Bonus limitation: The model even makes mistakes that it knows of.


How do I use modern NLP in my organization?

First of all, companies have to determine whether the use of AI is necessary at all. If a problem can be solved mechanically (rule-based) with conventional software, this is in all likelihood the simpler, cheaper and faster solution, which is also easier to understand and maintain. There are already great guides for this on the internet. Here we zoom in on the strategic question of the depth of creation. Which aspects have to be considered if a company wants to implement new research findings and how can finished components be leveraged.

Fresh from the research

In order to be able to apply the results of the research, the discovered techniques still have to be made consumable. At this point, the models leave the research facilities and gets into the hands of engineers. Before they can become products, however, an intermediate step is often necessary, to bridge the gap between the implementation of a paper to the finished product. The models need to be robust and cost-effective.

The models must not react sensitively to unfavorable inputs and should consistently deliver good results. In the field of computer vision, the processing of images with machine learning, we have the term one-pixel attack. Here, by swapping a single pixel, an image classifier is tricked into mistaking an object for something unrelated.

Quelle: https://arxiv.org/pdf/1710.08864.pdf

In natural language processing such weaknesses are less obvious. High performance, large language models in particular are also prone to pick up some reprehensible views from their training data. In order to prevent the models from showing an unwanted bias, filters must be installed. In this way, outputs with insults and discrimination can be intercepted i.e. before a chatbot tells the customer to f*** off with his return.

The ideological errors that a model has learned from its training data are more difficult to filter. If you ask GPT-3 who committed the 9/11 attacks, you will get a list of the assassins or simply “Al-Qaeda” as the answer. However, if you ask who “really” carried out the attacks, the answer changes. The word “really” occurs more frequently in connection with the factually incorrect answer. The (large) model recognizes that and gives a different answer.

In order to stay with the truth, the models are often linked to a so-called Knowledge Graph, which provides facts consistently and from controlled sources. Siri and Echo respond correctly with the help of these. For use in your own organization, internal documents or your own website can also be used to build a knowledge graph. Your own FAQ page can be the start here.

These and other measures make the models more robust.

Language Models as a Service?

For the majority of organizations can wait for the availability of robust and cost-effective models as a service or component. The providers usually fall into one of two categories:

  • Large cloud providers who offer a large number of machine learning models as a service via API. These often also bundle older, tried-and-tested models. If your organization is already a customer of a cloud provider, these can be accessed quickly and without the need of going through a (lengthy) procurement process. AWS, IBM, Microsoft Azure and GCP offer a wide range of similar services.
  • Specialized startups dedicated to a specific domain or approach like deepset who offer models for data analysis, Rasa for chatbots or DeepL for translations.
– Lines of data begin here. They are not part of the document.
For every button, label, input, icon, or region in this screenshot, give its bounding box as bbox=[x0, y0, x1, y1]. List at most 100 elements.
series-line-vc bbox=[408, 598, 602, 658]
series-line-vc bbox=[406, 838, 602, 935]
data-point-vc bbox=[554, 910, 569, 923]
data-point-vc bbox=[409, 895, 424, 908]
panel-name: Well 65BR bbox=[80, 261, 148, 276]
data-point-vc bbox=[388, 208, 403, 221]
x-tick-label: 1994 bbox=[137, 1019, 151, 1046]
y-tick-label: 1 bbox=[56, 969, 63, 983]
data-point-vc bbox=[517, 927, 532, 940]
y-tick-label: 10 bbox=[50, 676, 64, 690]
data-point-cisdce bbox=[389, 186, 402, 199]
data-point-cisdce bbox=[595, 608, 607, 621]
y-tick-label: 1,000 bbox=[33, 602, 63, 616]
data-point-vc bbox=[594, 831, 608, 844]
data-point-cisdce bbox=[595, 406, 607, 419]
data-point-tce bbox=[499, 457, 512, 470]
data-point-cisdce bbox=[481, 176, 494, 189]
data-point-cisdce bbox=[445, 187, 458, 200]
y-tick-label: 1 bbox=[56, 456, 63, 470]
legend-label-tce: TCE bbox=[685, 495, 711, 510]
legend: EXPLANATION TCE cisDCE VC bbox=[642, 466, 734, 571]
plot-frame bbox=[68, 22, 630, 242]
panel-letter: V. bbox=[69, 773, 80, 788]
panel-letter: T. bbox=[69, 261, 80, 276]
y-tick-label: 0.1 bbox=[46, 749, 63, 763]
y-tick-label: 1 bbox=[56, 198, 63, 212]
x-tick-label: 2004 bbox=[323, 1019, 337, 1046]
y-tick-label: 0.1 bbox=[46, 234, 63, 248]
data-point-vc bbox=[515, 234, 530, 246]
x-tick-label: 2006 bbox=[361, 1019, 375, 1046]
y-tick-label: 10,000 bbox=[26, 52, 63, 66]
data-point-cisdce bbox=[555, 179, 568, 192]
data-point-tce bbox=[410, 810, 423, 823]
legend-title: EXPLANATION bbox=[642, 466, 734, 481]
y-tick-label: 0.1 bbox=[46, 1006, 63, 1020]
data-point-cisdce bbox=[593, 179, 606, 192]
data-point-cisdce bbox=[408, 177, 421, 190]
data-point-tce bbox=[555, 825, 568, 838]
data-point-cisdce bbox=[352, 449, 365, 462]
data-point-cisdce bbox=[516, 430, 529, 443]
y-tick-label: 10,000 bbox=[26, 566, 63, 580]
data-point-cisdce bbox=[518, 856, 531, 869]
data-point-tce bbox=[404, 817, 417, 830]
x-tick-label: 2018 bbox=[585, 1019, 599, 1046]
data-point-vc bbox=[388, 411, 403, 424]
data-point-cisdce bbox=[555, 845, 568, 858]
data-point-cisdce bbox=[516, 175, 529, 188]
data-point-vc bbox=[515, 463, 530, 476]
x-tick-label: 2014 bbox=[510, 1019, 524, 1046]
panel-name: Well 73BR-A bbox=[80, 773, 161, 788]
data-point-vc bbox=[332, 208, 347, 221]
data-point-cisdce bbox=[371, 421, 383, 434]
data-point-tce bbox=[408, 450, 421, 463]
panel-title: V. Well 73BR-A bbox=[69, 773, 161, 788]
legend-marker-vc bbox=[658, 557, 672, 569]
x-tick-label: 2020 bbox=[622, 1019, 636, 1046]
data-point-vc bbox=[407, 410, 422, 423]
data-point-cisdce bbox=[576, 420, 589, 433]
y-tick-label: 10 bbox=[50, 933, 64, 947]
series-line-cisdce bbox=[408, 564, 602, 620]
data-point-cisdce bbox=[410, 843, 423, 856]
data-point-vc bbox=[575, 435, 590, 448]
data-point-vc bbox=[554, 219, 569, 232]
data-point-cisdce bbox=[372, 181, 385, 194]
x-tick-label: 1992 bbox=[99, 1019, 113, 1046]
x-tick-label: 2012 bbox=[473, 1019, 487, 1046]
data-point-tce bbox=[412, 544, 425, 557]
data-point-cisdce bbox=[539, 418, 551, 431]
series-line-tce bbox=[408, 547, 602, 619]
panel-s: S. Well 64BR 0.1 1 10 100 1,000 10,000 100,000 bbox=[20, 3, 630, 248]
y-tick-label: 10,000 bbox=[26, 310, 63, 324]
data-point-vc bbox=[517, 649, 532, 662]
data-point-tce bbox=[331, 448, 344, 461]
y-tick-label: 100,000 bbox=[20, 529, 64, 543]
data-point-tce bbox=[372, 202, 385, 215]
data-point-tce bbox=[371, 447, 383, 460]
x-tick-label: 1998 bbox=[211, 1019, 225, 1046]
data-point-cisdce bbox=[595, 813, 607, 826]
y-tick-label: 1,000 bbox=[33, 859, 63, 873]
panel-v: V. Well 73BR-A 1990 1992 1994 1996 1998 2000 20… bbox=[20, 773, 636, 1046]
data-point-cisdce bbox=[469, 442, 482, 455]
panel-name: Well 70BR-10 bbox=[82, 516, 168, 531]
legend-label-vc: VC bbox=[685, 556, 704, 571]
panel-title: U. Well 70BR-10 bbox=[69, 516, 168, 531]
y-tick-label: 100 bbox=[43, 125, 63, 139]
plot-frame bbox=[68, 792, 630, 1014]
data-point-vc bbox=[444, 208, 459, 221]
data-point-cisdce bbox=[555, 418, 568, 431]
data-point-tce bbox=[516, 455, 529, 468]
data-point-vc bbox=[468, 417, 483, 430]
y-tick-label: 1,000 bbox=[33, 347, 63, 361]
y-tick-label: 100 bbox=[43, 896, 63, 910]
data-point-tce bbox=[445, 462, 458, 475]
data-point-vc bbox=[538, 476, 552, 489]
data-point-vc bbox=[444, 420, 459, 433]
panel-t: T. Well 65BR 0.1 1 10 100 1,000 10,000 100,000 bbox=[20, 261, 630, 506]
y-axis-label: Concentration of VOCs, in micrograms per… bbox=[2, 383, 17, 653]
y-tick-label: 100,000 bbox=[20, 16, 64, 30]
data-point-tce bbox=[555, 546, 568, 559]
Once a supplier has been found, the models can be built into your own products as features and components. It’s important to know the capabilities and limitations of the models.

At hy Technologies we have used many new language models in recent years and have built frameworks to approach different problems. In our experience, great creative depth is only worthwhile if the product is central to your own business. Most companies can achieve a lot with purchased components or complete solutions.

Knowing that the value of research ultimately lies in its application, we are excited to see what new possibilities arise from the latest generation of language models.